I noted that, how he said “winters” instead of years. Sixteen years growing up with me, in a world of computers and planes and TV, and now he counted in winters survived.
When he’d finished, I listed them. “Snowfall, Lion-alone, Wildflower, Right-hand, the Twins, Traveler, Summer-fruit.” I grinned at him, feeling comfortable enough now to say, “You’re very weird.”
“Yeah, I know.” His lips twitched in a token acknowledgment that I was teasing, but his eyes were fixed on me anxiously. I wasn’t sure what he wanted from me, but I got the message that there was something.
I said hesitantly, “I can’t see them, Mike. It’s up to you to make them real for me.” He nodded, eyes still fixed on me. I tried again. “You can talk about them as much as you like. I want to know your brothers better.” I didn’t know if there was really any difference between Mike’s fantasies and schizophrenia — even if the people in his head had once been alive that didn’t alter the fact that their presence in Mike’s world was pure fantasy — but he was my brother, my best friend, and this was important to him. And he wasn’t human. Paul had shown me what it was like for a Pack-brother to deny the ghosts, however unreal they might be.

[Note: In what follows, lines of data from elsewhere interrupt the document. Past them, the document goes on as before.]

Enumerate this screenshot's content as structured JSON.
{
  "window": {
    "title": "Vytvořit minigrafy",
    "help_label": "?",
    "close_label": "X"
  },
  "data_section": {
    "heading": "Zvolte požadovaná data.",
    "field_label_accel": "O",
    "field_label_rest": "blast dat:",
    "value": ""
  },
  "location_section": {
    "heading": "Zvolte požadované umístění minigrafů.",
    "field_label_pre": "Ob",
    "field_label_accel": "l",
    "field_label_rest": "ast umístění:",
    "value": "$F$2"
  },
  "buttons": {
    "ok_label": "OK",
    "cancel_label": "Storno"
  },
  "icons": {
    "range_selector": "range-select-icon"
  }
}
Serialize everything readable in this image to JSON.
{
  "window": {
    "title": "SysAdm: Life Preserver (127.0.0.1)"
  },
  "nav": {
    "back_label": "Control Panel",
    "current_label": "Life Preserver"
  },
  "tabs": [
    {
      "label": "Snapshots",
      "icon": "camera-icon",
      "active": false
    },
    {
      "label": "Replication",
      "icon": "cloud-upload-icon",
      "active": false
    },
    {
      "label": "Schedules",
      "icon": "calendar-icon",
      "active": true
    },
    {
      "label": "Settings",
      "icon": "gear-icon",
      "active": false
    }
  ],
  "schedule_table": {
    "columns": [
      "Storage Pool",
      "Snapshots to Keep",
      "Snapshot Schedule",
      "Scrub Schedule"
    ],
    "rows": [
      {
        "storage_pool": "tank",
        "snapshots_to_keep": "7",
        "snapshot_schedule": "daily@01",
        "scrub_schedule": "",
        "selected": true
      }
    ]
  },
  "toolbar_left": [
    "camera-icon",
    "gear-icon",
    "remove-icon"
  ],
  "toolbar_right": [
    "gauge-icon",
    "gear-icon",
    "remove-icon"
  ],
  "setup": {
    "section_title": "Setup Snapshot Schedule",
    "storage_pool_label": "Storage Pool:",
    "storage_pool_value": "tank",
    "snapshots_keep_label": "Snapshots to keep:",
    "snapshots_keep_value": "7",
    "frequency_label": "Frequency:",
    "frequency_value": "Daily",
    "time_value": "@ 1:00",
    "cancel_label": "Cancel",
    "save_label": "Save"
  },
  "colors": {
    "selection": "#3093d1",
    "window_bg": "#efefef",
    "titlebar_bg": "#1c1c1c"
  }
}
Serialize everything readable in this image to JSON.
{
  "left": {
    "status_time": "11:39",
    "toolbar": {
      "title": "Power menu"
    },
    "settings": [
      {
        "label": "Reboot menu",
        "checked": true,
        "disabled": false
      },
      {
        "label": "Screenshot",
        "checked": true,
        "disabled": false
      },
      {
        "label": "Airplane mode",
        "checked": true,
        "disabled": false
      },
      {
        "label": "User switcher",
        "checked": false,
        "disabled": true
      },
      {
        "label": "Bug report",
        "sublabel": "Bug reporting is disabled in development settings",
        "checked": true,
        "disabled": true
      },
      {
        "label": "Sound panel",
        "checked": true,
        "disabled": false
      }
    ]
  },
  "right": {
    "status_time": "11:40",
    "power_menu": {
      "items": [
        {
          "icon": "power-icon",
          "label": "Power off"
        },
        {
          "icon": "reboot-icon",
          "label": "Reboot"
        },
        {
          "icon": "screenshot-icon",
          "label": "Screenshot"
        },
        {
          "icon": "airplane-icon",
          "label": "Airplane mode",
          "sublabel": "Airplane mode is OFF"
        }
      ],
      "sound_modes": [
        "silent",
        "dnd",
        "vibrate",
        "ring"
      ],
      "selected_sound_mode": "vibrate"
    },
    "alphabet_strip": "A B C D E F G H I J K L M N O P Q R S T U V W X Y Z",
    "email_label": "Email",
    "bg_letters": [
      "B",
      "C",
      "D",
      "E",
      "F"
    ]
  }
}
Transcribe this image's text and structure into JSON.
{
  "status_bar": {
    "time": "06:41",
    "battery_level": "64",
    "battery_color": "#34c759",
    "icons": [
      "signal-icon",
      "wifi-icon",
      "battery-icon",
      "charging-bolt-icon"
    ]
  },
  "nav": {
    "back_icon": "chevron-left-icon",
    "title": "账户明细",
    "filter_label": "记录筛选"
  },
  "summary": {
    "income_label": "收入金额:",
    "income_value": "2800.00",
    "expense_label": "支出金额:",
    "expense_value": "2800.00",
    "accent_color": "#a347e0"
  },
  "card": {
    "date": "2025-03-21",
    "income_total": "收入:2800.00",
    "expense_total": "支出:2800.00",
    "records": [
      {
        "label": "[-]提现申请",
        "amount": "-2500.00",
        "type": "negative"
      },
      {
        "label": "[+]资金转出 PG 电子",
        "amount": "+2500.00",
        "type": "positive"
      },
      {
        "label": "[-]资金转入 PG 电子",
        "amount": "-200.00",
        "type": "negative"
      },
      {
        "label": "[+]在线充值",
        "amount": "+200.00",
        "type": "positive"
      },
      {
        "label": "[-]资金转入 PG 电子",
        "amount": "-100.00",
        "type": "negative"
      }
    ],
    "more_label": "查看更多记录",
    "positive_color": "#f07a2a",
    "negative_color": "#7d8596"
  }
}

He relaxed. “I want to know you better.”
I tensed. “You know me better than anyone else in the world.”
“I want to know you as well as I know my other brothers.”
“Mike —” I stopped, breathed out heavily, trying to squash the panic twisting in my gut again. “I’m trying.”
He sighed, flapped a hand apologetically. “I know. I’m sorry.” He looked around the room, than back at me. “How long do you reckon?”